Le texte assigne, par ailleurs, à l’État des objectifs :
- de dépollution des terres et des eaux contaminées par le chlordécone, en érigeant comme priorité nationale la recherche scientifique sur ses effets sanitaires et environnementaux ;
- et d'indemnisation de toutes les victimes, qu'elles aient été contaminées dans le cadre d'une activité professionnelle ou non, et des territoires.
Les parlementaires et le gouvernement ont ajouté de nouveaux objectifs à l'État :
- conduire des actions visant à supprimer le risque d'exposition au chlordécone ;
- concentrer également la recherche sur les techniques de séquestration et de dégradation du chlordécone "permettant une décontamination à grande échelle des milieux naturels, une sécurisation des ressources et une minimisation de l'exposition alimentaire" ;
- caractériser les pathologies contractées par les femmes en raison d'une contamination au chlordécone, la recherche sur cette question en étant encore à ses balbutiements ;
- accompagner les pêcheurs et agriculteurs pour favoriser une production locale sans risque chlordécone.

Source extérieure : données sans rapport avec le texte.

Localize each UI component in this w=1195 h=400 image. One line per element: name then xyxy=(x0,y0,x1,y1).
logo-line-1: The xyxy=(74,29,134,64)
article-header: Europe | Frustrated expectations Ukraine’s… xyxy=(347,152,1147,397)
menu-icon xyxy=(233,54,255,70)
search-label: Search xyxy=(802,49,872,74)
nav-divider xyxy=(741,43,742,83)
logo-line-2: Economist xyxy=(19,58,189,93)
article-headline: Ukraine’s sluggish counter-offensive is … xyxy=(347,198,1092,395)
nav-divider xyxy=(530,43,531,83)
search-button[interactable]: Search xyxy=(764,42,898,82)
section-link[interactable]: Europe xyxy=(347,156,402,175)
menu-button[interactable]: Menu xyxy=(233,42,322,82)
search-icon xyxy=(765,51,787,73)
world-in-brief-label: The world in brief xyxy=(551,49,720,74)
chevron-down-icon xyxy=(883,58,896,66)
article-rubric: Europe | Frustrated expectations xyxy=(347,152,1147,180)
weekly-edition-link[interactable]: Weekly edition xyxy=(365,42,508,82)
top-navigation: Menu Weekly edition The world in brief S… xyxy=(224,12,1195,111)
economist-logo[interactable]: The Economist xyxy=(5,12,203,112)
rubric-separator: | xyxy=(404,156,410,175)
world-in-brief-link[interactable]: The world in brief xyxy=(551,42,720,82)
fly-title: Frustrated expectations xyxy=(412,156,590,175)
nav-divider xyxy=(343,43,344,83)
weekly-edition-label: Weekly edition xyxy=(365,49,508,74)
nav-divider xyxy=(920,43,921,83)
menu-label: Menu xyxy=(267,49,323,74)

L'évaluation de tous ces objectifs est confiée à l'Office parlementaire d'évaluation des choix scientifiques et technologiques (OPECST). Il devra rendre un premier rapport un an après la promulgation de la loi, puis tous les trois ans pour, au besoin, renforcer les actions mises en œuvre.

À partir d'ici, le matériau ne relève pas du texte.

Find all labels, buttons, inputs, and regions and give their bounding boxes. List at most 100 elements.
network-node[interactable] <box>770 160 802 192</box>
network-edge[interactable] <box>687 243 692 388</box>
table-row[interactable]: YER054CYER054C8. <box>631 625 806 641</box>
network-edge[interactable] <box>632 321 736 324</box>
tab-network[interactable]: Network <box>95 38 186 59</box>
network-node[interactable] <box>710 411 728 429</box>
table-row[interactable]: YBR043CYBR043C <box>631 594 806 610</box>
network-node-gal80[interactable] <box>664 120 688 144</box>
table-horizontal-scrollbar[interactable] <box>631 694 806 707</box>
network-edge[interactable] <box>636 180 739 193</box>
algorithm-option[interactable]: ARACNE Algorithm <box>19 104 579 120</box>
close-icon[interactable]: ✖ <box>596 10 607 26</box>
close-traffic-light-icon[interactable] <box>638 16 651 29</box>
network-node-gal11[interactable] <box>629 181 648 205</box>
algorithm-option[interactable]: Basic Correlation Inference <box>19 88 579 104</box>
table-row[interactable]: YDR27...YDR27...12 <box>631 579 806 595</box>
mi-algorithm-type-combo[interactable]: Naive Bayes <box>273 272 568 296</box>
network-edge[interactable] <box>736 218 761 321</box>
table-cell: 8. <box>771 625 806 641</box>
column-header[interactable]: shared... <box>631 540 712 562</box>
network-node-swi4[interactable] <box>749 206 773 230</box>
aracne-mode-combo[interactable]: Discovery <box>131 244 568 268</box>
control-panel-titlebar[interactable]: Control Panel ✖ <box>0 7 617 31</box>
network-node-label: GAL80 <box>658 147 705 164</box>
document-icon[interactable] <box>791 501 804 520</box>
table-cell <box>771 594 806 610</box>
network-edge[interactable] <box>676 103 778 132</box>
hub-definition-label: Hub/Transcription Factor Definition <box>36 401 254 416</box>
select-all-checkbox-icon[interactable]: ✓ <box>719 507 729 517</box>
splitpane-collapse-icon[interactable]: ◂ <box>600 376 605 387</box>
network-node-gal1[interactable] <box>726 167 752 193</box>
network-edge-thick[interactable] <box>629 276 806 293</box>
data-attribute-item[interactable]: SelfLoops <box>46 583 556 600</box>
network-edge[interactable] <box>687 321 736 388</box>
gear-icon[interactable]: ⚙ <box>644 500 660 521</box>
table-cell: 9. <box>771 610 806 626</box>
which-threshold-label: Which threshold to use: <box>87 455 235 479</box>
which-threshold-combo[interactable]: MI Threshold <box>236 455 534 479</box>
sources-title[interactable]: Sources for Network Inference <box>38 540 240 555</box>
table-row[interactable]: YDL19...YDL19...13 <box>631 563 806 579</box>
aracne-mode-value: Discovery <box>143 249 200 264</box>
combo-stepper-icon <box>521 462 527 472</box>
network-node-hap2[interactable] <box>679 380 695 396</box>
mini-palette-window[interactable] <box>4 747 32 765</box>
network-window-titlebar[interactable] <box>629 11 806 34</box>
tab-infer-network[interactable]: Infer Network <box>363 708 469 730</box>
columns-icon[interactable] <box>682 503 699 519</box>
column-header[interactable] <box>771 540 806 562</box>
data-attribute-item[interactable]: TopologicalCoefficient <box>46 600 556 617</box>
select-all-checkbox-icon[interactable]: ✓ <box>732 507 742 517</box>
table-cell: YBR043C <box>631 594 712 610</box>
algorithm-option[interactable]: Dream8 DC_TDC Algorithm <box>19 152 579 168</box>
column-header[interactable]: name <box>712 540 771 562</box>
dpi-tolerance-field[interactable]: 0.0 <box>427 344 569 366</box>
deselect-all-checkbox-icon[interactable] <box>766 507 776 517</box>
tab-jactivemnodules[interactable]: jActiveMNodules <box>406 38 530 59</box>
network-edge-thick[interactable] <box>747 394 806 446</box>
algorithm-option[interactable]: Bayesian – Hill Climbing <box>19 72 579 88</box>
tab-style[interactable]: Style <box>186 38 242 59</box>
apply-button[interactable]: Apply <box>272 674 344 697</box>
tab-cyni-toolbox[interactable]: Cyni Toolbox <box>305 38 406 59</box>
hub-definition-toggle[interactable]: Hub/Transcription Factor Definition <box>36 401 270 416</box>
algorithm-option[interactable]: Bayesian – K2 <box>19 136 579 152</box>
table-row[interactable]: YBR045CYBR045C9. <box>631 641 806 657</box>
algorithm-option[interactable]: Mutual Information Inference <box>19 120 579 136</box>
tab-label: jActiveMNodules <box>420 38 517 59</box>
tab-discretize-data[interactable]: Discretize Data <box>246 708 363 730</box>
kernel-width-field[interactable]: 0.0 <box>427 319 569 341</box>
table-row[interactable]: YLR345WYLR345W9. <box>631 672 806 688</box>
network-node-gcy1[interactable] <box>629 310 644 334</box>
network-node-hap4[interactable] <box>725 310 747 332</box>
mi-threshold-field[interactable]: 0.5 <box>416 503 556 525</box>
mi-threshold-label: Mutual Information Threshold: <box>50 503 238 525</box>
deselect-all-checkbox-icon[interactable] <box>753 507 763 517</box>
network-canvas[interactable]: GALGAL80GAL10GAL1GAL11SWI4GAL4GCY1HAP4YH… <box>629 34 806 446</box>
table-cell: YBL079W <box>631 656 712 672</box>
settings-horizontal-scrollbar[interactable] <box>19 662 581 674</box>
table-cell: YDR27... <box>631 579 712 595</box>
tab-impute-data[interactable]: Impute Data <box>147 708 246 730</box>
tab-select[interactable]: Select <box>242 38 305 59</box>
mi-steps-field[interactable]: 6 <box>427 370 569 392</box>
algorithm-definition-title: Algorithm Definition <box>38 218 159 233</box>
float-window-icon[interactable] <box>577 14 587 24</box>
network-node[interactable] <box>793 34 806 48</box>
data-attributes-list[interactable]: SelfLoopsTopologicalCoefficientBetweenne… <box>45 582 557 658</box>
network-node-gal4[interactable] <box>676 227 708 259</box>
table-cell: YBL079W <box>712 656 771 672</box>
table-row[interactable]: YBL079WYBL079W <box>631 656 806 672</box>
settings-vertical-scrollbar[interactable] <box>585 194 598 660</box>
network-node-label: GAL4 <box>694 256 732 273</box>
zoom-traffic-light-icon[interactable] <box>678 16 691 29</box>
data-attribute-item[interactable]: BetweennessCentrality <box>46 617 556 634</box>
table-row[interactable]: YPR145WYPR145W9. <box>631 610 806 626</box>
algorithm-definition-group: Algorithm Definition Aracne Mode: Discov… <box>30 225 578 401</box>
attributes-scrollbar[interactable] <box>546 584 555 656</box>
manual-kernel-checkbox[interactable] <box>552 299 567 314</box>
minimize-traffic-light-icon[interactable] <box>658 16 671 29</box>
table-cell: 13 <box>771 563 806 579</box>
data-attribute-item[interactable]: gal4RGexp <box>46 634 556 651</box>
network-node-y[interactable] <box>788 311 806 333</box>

À noter : un nouveau plan Plan Chlordécone 2021-2027 a été mis en place par le gouvernement et un Fonds d'indemnisation des victimes de pesticides (FIVP) a été créé en 2020. Toutefois, pour les députés, ces mesures sont très insuffisantes.

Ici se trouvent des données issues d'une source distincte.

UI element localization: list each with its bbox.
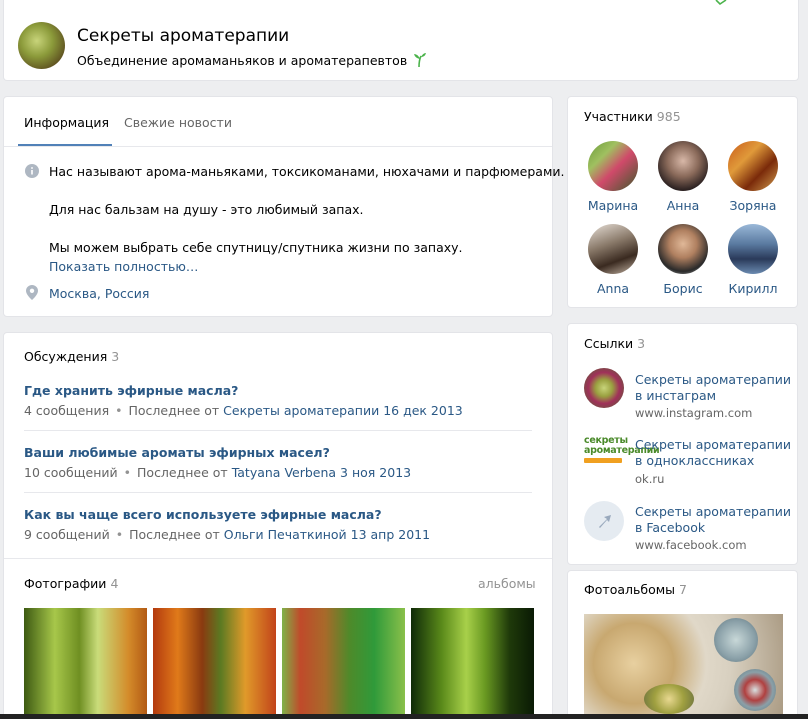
info-line-3: Мы можем выбрать себе спутницу/спутника … [49,240,463,255]
topic-author-link[interactable]: Ольги Печаткиной [224,527,347,542]
member-name[interactable]: Борис [648,281,718,296]
link-thumbnail[interactable] [584,501,624,541]
members-card: Участники 985 Марина Анна Зоряна Anna Бор… [567,96,798,308]
member-name[interactable]: Anna [578,281,648,296]
topic-date-link[interactable]: 3 ноя 2013 [340,465,411,480]
link-title-line: Секреты ароматерапии [635,372,792,387]
topic-last-prefix: Последнее от [128,403,220,418]
location-pin-icon [26,285,38,300]
links-count: 3 [637,336,646,351]
topic-last-prefix: Последнее от [129,527,220,542]
photos-title: Фотографии [24,576,107,591]
photo-thumbnail[interactable] [282,608,405,718]
topic-date-link[interactable]: 16 дек 2013 [383,403,463,418]
info-line-1: Нас называют арома-маньяками, токсикоман… [49,164,565,179]
link-title[interactable]: Секреты ароматерапии в одноклассниках [635,437,795,469]
group-status-text: Объединение аромаманьяков и ароматерапев… [77,53,408,68]
album-cover[interactable] [584,614,783,719]
discussions-header[interactable]: Обсуждения 3 [24,349,119,364]
albums-card: Фотоальбомы 7 [567,570,798,719]
links-header[interactable]: Ссылки 3 [584,336,645,351]
tab-info[interactable]: Информация [24,115,109,130]
albums-header[interactable]: Фотоальбомы 7 [584,582,687,597]
member-name[interactable]: Зоряна [718,198,788,213]
link-thumbnail[interactable] [584,368,624,408]
link-url: www.facebook.com [635,538,747,552]
topic-posts: 9 сообщений [24,527,110,542]
sprout-icon [414,53,427,68]
member-name[interactable]: Анна [648,198,718,213]
info-line-2: Для нас бальзам на душу - это любимый за… [49,202,364,217]
albums-count: 7 [679,582,687,597]
topic-title[interactable]: Где хранить эфирные масла? [24,383,238,398]
topic-posts: 4 сообщения [24,403,110,418]
photos-count: 4 [110,576,119,591]
members-count: 985 [656,109,681,124]
topic-author-link[interactable]: Секреты ароматерапии [223,403,379,418]
avatar[interactable] [658,224,708,274]
verified-check-icon [715,0,727,6]
albums-title: Фотоальбомы [584,582,676,597]
link-title-line: Секреты ароматерапии [635,437,792,452]
divider [4,558,552,559]
discussions-card: Обсуждения 3 Где хранить эфирные масла? 4… [3,332,553,719]
topic-title[interactable]: Ваши любимые ароматы эфирных масел? [24,445,330,460]
avatar[interactable] [728,224,778,274]
topic-last-prefix: Последнее от [137,465,228,480]
avatar[interactable] [588,224,638,274]
divider [24,430,532,431]
members-title: Участники [584,109,653,124]
avatar[interactable] [728,141,778,191]
show-more-link[interactable]: Показать полностью… [49,259,198,274]
discussions-title: Обсуждения [24,349,108,364]
topic-date-link[interactable]: 13 апр 2011 [351,527,430,542]
ok-logo-bar [584,458,622,463]
topic-posts: 10 сообщений [24,465,118,480]
members-header[interactable]: Участники 985 [584,109,681,124]
page-title: Секреты ароматерапии [77,26,290,46]
link-title-line: в Facebook [635,520,706,535]
group-avatar[interactable] [18,22,65,69]
discussions-count: 3 [111,349,120,364]
link-url: www.instagram.com [635,406,753,420]
topic-author-link[interactable]: Tatyana Verbena [232,465,336,480]
group-header: Секреты ароматерапии Объединение аромама… [3,0,799,81]
albums-link[interactable]: альбомы [478,576,536,591]
link-title[interactable]: Секреты ароматерапии в Facebook [635,504,795,536]
share-arrow-icon [599,515,611,528]
topic-title[interactable]: Как вы чаще всего используете эфирные ма… [24,507,382,522]
link-title-line: Секреты ароматерапии [635,504,792,519]
link-url: ok.ru [635,472,665,486]
links-title: Ссылки [584,336,634,351]
photo-thumbnail[interactable] [411,608,534,718]
member-name[interactable]: Кирилл [718,281,788,296]
album-cover-bowl [714,618,758,662]
topic-meta: 10 сообщений • Последнее от Tatyana Verben… [24,465,412,480]
album-cover-bowl [644,684,694,714]
bottom-bar [0,714,808,719]
topic-meta: 4 сообщения • Последнее от Секреты аромате… [24,403,463,418]
avatar[interactable] [658,141,708,191]
link-title[interactable]: Секреты ароматерапии в инстаграм [635,372,795,404]
group-status: Объединение аромаманьяков и ароматерапев… [77,52,427,68]
album-cover-bowl [734,669,776,711]
photo-thumbnail[interactable] [24,608,147,718]
info-card: Информация Свежие новости Нас называют а… [3,96,565,317]
links-card: Ссылки 3 Секреты ароматерапии в инстаграм … [567,323,798,565]
photos-header[interactable]: Фотографии 4 [24,576,118,591]
link-title-line: в одноклассниках [635,453,755,468]
link-title-line: в инстаграм [635,388,717,403]
location-link[interactable]: Москва, Россия [49,286,149,301]
topic-meta: 9 сообщений • Последнее от Ольги Печаткино… [24,527,431,542]
ok-logo-text: секреты ароматерапии [584,435,660,456]
tab-news[interactable]: Свежие новости [124,115,232,130]
photo-thumbnail[interactable] [153,608,276,718]
divider [4,146,552,147]
avatar[interactable] [588,141,638,191]
info-icon [25,164,39,178]
ok-logo[interactable]: секреты ароматерапии [584,435,660,470]
member-name[interactable]: Марина [578,198,648,213]
divider [24,492,532,493]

La proposition de loi a été complétée de demandes de rapport au gouvernement :
- évaluant l’opportunité d'étendre le bénéfice du FIVP à l’ensemble des personnes souffrant d’une maladie résultant d’une exposition au chlordécone ;
- établissant la présence ou l’absence de chlordécone et de ses dérivés comme le Keldon dans les sols en France, en particulier dans les zones actuellement productrices ou ayant produit des pommes de terre, ou autres végétaux traités par cette molécule, ainsi que dans les zones agricoles de l’île de La Réunion où il aurait pu être utilisé.
Par amendement, le gouvernement a inscrit dans le texte les objectifs de la stratégie chlordécone, lui donnant ainsi une base juridique et pérenne.
Enfin, les sénateurs ont supprimé la taxe additionnelle de 15% introduite par les députés sur les bénéfices générés par l'industrie des produits phytosanitaires pour compenser les dépenses pour l’État engendrées par la proposition de loi. Ils ont estimé qu'elle se superposerait avec une taxe annuelle existante sur les industries de produits phytopharmaceutiques, plafonnée à 3,5% du chiffre d'affaires. Cette taxe est partiellement affectée au fonds d'indemnisation des victimes de pesticides (FIVP).
L'Assemblée nationale doit à présent examiner le texte en deuxième lecture.
Cette page propose un résumé explicatif du texte pour le grand public. Elle ne remplace pas le texte officiel.